Log and perform full-text searches on all of your web traffic with Mitmproxy and ElasticArchive, a tool for bug bounty hunters, red teams, and OSINT.
Introducing ElasticArchive – a Mitmproxy Add-on to Store Everything in Elasticsearch
I was looking for an easy way to record all of my web traffic in elasticsearch so that I could search full requests and responses for cookie names, parameter names, strange URLs, and short-lived content but I couldn’t find one. So I made one – elasticArchive.
How elasticArchive Works
elasticArchive is an add-on to the popular mitmproxy, a free and open-source HTTPS proxy. It creates a HTTP/HTTPS/Websocket proxy and captures all requests and responses in full in an elasticsearch server of your choice. I run everything through docker which is the easiest way to get it running.
Who is ElasticArchive For?
While anyone can use it, I created it with the following use cases in mind.
Bug Bounty Hunters
If you’re a bug bounty hunter, you can use this tool to record all of your requests and responses on every website you visit. This is how I use it. Only traffic from my testing browser runs through elasticArchive. Everything else in my day to day browser bypasses the proxy and goes straight to the web. This limits the logs in elasticsearch to only traffic that is in scope for testing, or has been generated while testing in-scope websites and applications.
Why Not Just use Burp Suite Search?
Search is only available in Burp Suite Pro. Even though I am a pro user and search is available to me, I still wanted a tool to collate all of my testing logs together in one searchable place. Like many of you, I create individual burp project files for each company or program that I’m testing against. This means my search is limited to a small subset of what I’m testing against.

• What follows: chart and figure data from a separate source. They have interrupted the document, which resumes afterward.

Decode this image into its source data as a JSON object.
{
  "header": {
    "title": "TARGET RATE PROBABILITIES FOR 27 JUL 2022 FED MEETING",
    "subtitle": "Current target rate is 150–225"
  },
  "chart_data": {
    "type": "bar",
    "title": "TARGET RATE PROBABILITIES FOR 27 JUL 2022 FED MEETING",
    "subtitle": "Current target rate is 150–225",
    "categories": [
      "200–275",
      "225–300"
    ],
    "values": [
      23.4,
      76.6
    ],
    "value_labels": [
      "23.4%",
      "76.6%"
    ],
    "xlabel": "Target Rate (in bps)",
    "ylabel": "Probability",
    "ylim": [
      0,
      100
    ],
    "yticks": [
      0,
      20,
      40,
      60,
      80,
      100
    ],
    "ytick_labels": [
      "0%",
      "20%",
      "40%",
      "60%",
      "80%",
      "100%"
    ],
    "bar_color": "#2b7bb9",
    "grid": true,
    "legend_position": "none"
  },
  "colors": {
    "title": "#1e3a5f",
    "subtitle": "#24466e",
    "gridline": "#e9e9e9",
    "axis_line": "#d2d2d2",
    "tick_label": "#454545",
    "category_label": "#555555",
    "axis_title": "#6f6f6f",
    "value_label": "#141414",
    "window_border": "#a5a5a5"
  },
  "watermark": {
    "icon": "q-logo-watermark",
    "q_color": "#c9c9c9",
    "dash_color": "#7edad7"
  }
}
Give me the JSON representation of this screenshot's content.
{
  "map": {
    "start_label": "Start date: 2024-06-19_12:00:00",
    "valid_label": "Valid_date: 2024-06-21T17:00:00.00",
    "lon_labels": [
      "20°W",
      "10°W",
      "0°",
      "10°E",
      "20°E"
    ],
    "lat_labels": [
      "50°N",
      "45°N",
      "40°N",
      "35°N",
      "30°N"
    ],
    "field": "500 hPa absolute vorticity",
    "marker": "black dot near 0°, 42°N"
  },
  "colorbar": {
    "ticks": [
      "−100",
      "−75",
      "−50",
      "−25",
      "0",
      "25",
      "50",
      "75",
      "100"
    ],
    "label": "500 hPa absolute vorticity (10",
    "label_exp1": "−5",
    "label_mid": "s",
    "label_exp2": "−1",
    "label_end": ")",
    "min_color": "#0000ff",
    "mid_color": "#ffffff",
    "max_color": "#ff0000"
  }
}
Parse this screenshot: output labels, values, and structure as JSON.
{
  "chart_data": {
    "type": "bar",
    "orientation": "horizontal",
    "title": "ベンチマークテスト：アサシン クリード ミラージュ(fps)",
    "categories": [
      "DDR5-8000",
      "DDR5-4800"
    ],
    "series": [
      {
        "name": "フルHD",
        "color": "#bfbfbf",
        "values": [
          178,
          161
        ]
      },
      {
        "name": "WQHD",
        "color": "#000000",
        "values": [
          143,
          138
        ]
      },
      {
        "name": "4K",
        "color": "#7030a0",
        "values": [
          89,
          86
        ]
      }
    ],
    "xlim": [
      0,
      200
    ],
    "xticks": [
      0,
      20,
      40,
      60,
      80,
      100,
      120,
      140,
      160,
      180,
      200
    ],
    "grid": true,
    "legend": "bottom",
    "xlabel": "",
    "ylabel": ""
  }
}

If I find a vulnerability in a library in use on one website or web application, I can search all of my old testing logs across all companies and programs for the same library and possibly the same vulnerability. I can do this by searching for input parameters, cookies, headers, or anything else within a request or response.
Generating a List of All Possible Input URLs
If I discover a new variant of a vulnerability which I’ve never seen before I can use elasticArchive to generate a list of all URLs on all sites that accept some form of input. With this list, I can test the same payload against all sites in scope in all companies and programs through a script.
Red Teams, OSINT, and Researchers
There are commercial tools used by red teams, OSINT analysts, researchers, and law enforcement, that capture and provide searchable logs for all of your web traffic. One example is the excellent Hunchly. While elasticArchive doesn’t give you anywhere near the feature set of commercial offerings, it will let you log and search everything you do online. If that is your only requirement and you don’t have the budget for a commercial tool, elasticArchive may work for you.
How to Run ElasticArchive
- Spin up an elasticsearch docker container or cloud instance
- Spin up a kibana container or cloud instance
- Run an elasticArchive container in your local docker service and point it at the elasticsearch endpoint
- Configure your browser or burp suite proxy to use elasticArchive as the upstream proxy
For the technical details see the elasticArchive documentation.
How to Search All Of Your Web Activity
There are two ways to search your browser activity:
- Using the elasticsearch query language and the elasticsearch API
- Using kibana query language through the kibana dashboard
My preference is to use Kibana query language through the web dashboard as it feels easier to work with and perform iterative searches until you find exactly what you’re looking for. I’d use the elasticsearch query interface if I was looking to generate automated reports or a custom web interface.